Fig. 6: VEGFR2, but not Tie2, signaling is required for maintaining dural vascular homeostasis.

a Diagram depicting generation of VEGFR2^iΔEC or Tie2^iΔEC mice and EC-specific deletion of VEGFR2 or Tie2 at 8 weeks old of age and their analyses 4 weeks later. b Representative images of CD31+BVs (upper panels) and distributions of LYVE1+ (middle and lower panels) and F4/80+ macrophages (lower panels) in dura mater of control, VEGFR2^iΔEC and Tie2^iΔEC mice. Scale bars, 1 mm. Each white-lined box is magnified in middle and lower panels. Scale bars, 200 µm. c Comparisons of densities of CD31+BVs, LYVE1+macrophages and F4/80+ macrophages in control and VEGFR2^iΔEC or Tie2^iΔEC mice. Each dot indicates a value from one mouse and n = 5 (Tie2 control), n = 6 (Tie2^iΔEC), n = 8 (all other groups) mice/group from three independent experiments.
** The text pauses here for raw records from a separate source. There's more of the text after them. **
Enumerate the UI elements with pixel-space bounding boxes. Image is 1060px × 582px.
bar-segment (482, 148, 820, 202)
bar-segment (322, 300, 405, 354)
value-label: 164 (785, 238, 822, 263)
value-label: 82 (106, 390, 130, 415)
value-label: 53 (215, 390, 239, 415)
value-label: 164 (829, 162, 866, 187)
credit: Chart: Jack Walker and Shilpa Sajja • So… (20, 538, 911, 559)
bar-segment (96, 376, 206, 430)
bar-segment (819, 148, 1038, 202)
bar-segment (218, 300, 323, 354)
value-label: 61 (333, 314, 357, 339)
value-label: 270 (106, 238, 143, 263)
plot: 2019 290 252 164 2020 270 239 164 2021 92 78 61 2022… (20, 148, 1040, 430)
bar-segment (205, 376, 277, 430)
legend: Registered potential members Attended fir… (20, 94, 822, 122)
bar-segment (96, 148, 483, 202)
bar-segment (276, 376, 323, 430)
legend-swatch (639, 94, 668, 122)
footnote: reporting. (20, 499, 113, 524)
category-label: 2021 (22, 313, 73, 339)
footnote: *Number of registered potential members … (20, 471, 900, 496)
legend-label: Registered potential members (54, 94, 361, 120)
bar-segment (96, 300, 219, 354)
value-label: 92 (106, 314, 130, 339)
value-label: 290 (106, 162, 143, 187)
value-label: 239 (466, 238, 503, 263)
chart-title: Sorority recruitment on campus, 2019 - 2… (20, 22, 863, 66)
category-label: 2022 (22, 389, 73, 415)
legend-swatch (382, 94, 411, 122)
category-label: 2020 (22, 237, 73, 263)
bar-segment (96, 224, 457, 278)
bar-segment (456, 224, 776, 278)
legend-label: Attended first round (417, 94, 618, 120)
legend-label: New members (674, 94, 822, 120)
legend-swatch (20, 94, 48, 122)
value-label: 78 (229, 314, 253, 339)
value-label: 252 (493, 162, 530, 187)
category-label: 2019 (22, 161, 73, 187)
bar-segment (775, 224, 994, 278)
Vertical bars indicate mean ± SD. n.s., not significant or ***P < 0.001 versus control by two-tailed Mann–Whitney U test. MFI, mean fluorescence intensity. d, e Representative images of CD31+BVs in brain of control, VEGFR2^iΔEC, and Tie2^iΔEC mice. Scale bars, 200 µm. Comparisons of vascular density between control and VEGFR2^iΔEC or Tie2^iΔEC mice. Each dot indicates a value from one mouse and n = 5 (Tie2 control), n = 6 (Tie2^iΔEC), n = 8 (all other groups) mice/group from three independent experiments. Vertical bars indicate mean ± SD. n.s., not significant versus control by two-tailed Mann–Whitney U test.